One of my favorite projects Fedora has accepted two Indian students – Satya Komaragiri to work on a WYSIWYG DocBook editor for Fedora documentation and Atul Agarwal to work on an Instant Mirror for Fedora. The GNOME project has accepted one Indian student – Ishan Chattopadhyaya working on Anjuta-Python integration. Other projects with Indian students include Drupal, Eclipse, XWiki, Sahana and SugarLabs. Find out more details on the gsoc-india group.
A focused, incentive based program like GSoC attracts smart students from developing countries. It is a great way to engage budding contributors in open source software projects. But let’s not forget that programs like GSoC must be combined with sustained local efforts in order to create lasting contributors. We need to encourage and organize local activities including open source labs, curricula changes, mentoring programs, development of training material and teacher training.
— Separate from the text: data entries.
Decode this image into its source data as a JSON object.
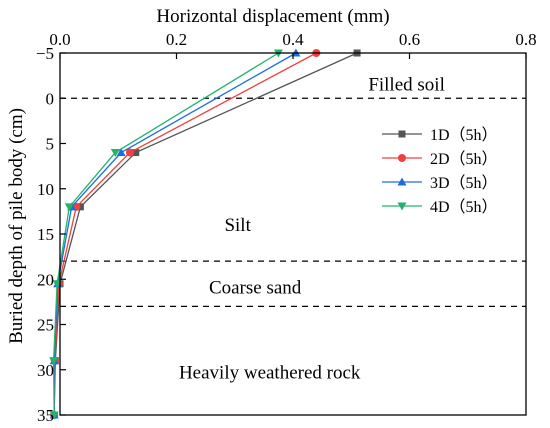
{
  "chart_data": {
    "type": "line",
    "xlabel": "Horizontal displacement (mm)",
    "ylabel": "Buried depth of pile body (cm)",
    "xlim": [
      0,
      0.8
    ],
    "ylim": [
      -5,
      35
    ],
    "x_axis_position": "top",
    "y_axis_inverted": true,
    "x_ticks": [
      0.0,
      0.2,
      0.4,
      0.6,
      0.8
    ],
    "x_tick_labels": [
      "0.0",
      "0.2",
      "0.4",
      "0.6",
      "0.8"
    ],
    "y_ticks": [
      -5,
      0,
      5,
      10,
      15,
      20,
      25,
      30,
      35
    ],
    "y_tick_labels": [
      "−5",
      "0",
      "5",
      "10",
      "15",
      "20",
      "25",
      "30",
      "35"
    ],
    "grid": false,
    "legend_placement": "right",
    "boundaries": [
      0,
      18,
      23
    ],
    "layer_labels": [
      {
        "text": "Filled soil",
        "x": 0.595,
        "y": -1.5
      },
      {
        "text": "Silt",
        "x": 0.305,
        "y": 14.0
      },
      {
        "text": "Coarse sand",
        "x": 0.335,
        "y": 20.9
      },
      {
        "text": "Heavily weathered rock",
        "x": 0.36,
        "y": 30.3
      }
    ],
    "series": [
      {
        "name": "1D（5h）",
        "color": "#555555",
        "marker": "square",
        "x": [
          0.51,
          0.13,
          0.035,
          0.0,
          -0.008,
          -0.01
        ],
        "y": [
          -5,
          6,
          12,
          20.5,
          29,
          35
        ]
      },
      {
        "name": "2D（5h）",
        "color": "#f04040",
        "marker": "circle",
        "x": [
          0.44,
          0.12,
          0.028,
          -0.002,
          -0.009,
          -0.01
        ],
        "y": [
          -5,
          6,
          12,
          20.5,
          29,
          35
        ]
      },
      {
        "name": "3D（5h）",
        "color": "#1a6fdf",
        "marker": "triangle-up",
        "x": [
          0.405,
          0.105,
          0.02,
          -0.004,
          -0.01,
          -0.01
        ],
        "y": [
          -5,
          6,
          12,
          20.5,
          29,
          35
        ]
      },
      {
        "name": "4D（5h）",
        "color": "#23b36b",
        "marker": "triangle-down",
        "x": [
          0.375,
          0.095,
          0.016,
          -0.005,
          -0.011,
          -0.01
        ],
        "y": [
          -5,
          6,
          12,
          20.5,
          29,
          35
        ]
      }
    ]
  }
}
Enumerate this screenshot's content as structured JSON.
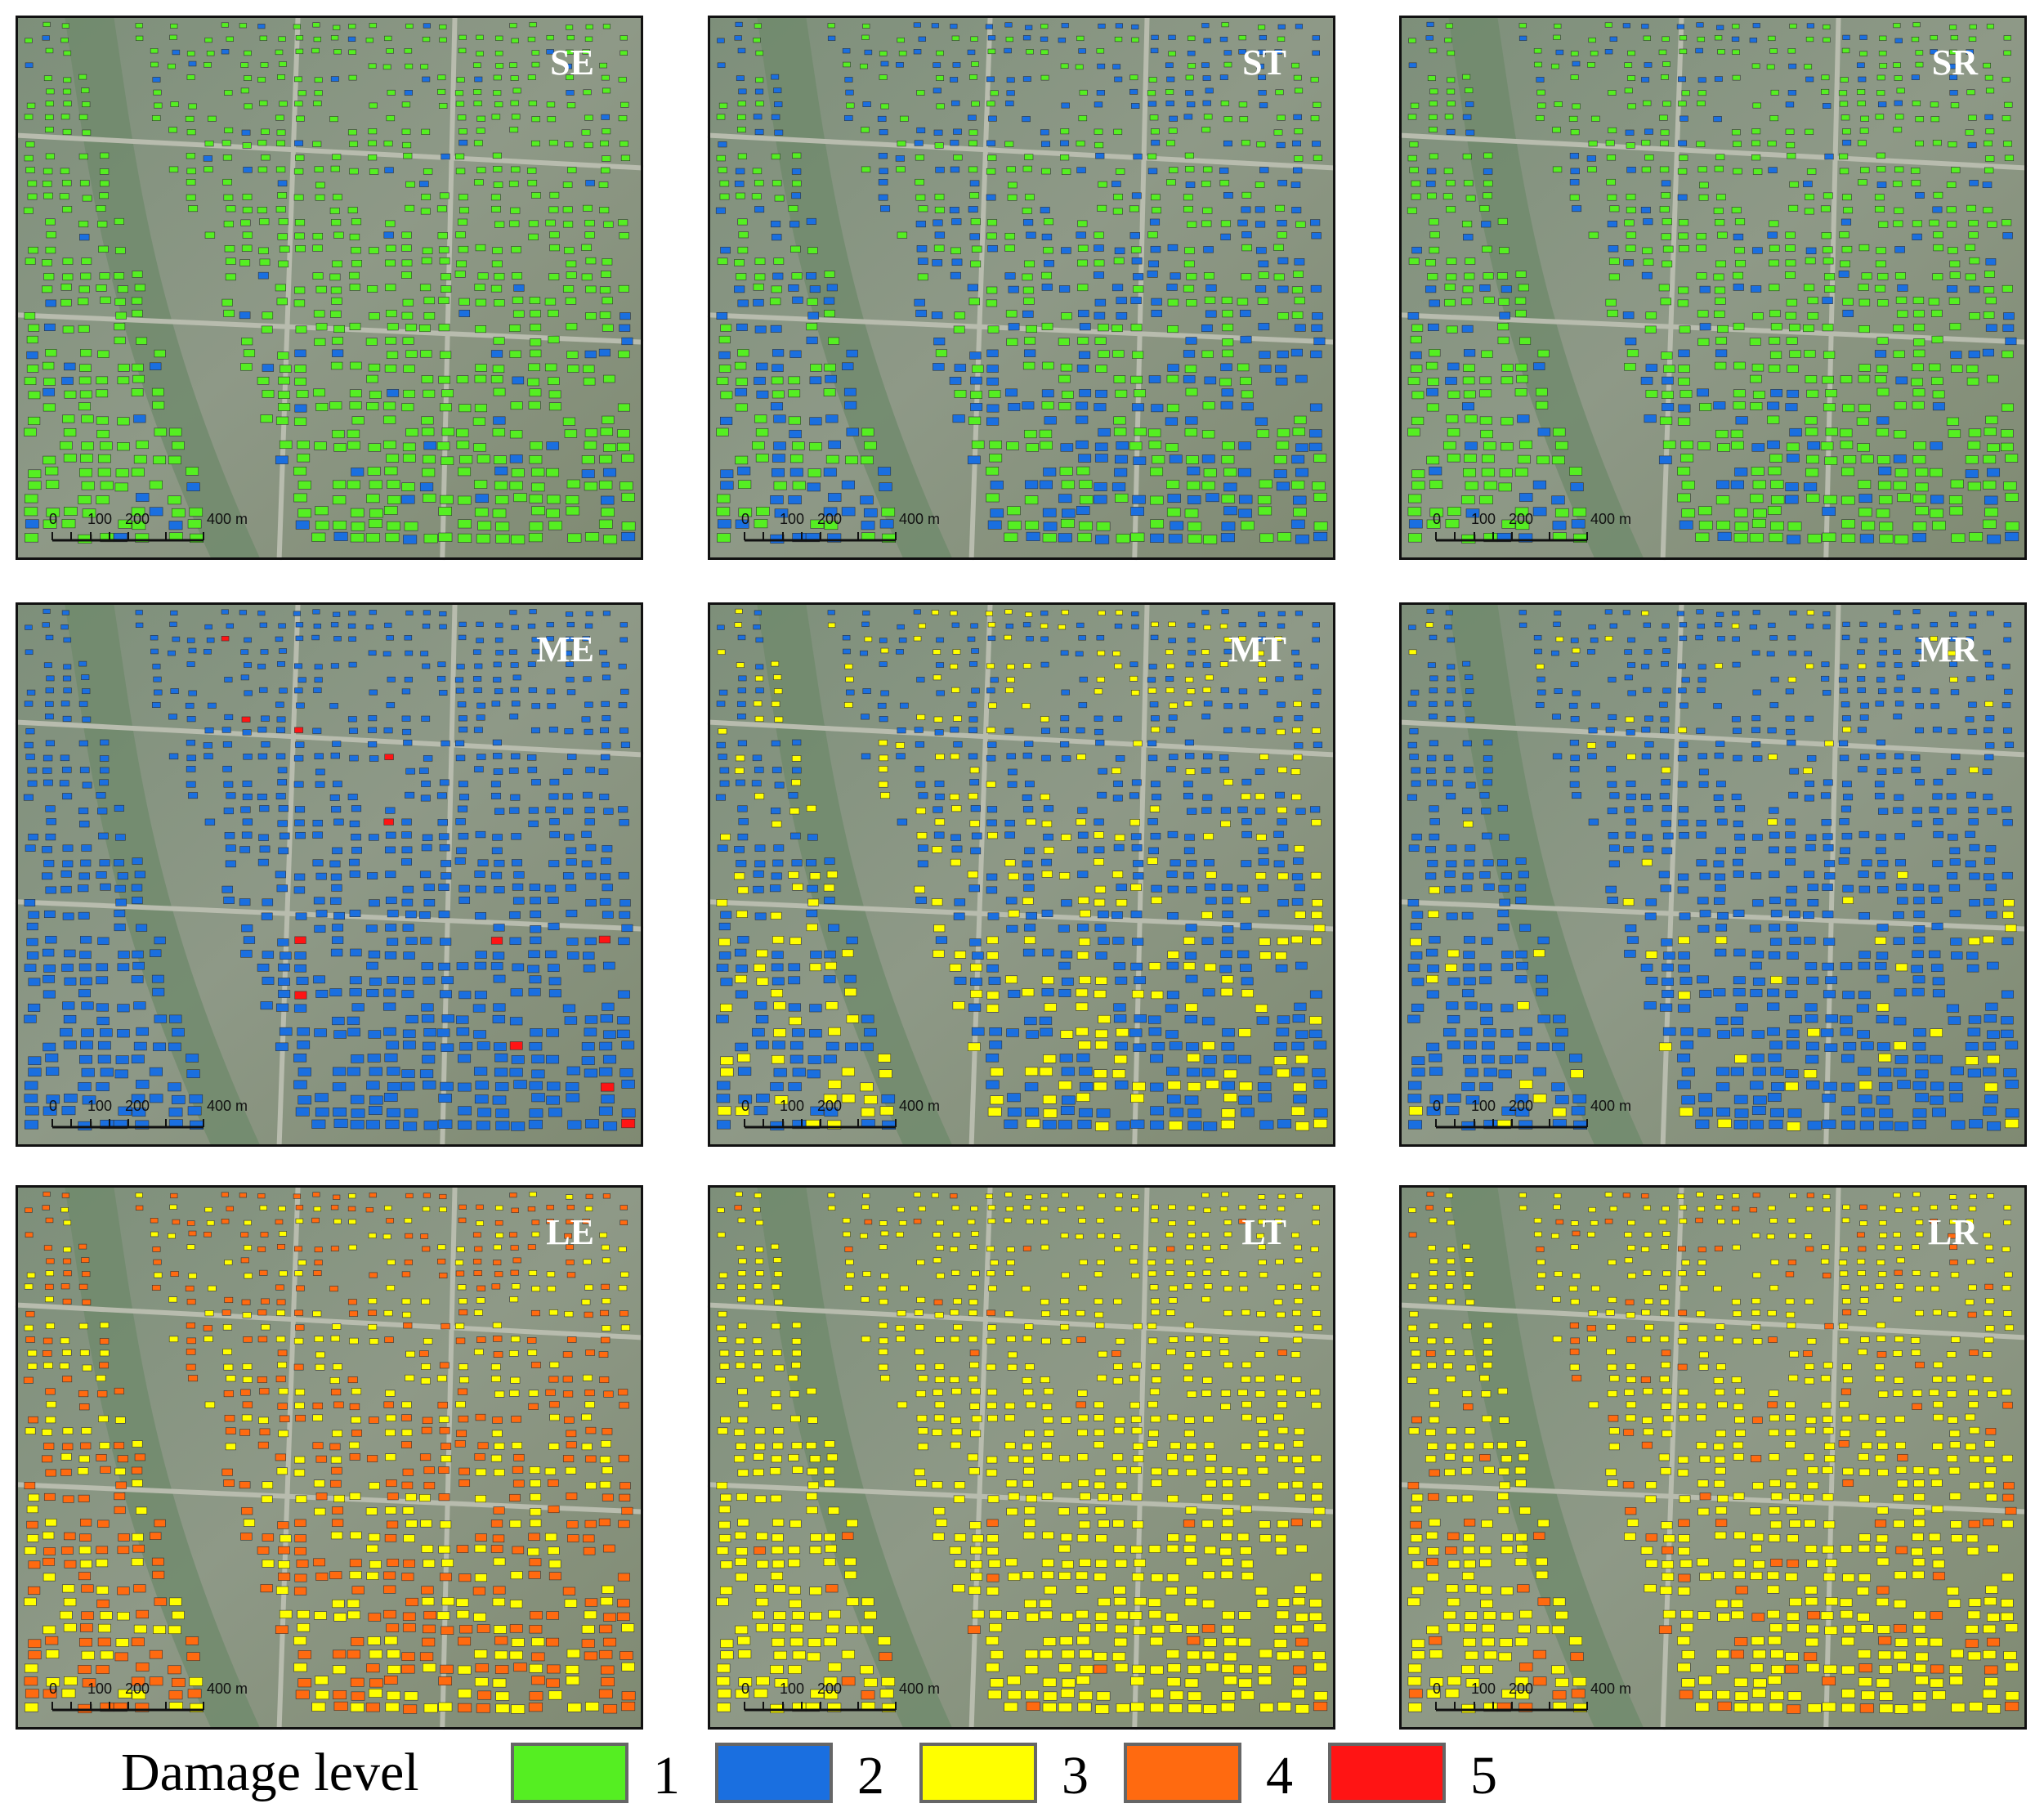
{
  "panels": [
    {
      "label": "SE"
    },
    {
      "label": "ST"
    },
    {
      "label": "SR"
    },
    {
      "label": "ME"
    },
    {
      "label": "MT"
    },
    {
      "label": "MR"
    },
    {
      "label": "LE"
    },
    {
      "label": "LT"
    },
    {
      "label": "LR"
    }
  ],
  "scale_bar": {
    "labels": [
      "0",
      "100",
      "200",
      "400 m"
    ]
  },
  "legend": {
    "title": "Damage level",
    "items": [
      {
        "label": "1",
        "color": "#55ee22"
      },
      {
        "label": "2",
        "color": "#1a6fe0"
      },
      {
        "label": "3",
        "color": "#ffff00"
      },
      {
        "label": "4",
        "color": "#ff6a10"
      },
      {
        "label": "5",
        "color": "#ff1414"
      }
    ]
  }
}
Then India’s participation in open source can only grow.
This is really very good. 101 participants is awesome. I agree with your thoughts on needing local activities to create lasting contributors.
There are so many college students who work on regular CRUD applications like cash management systems, etc for their summer projects. If they could get involved with open source projects, not only will they learn some great stuff, they will also contribute positively to OSS.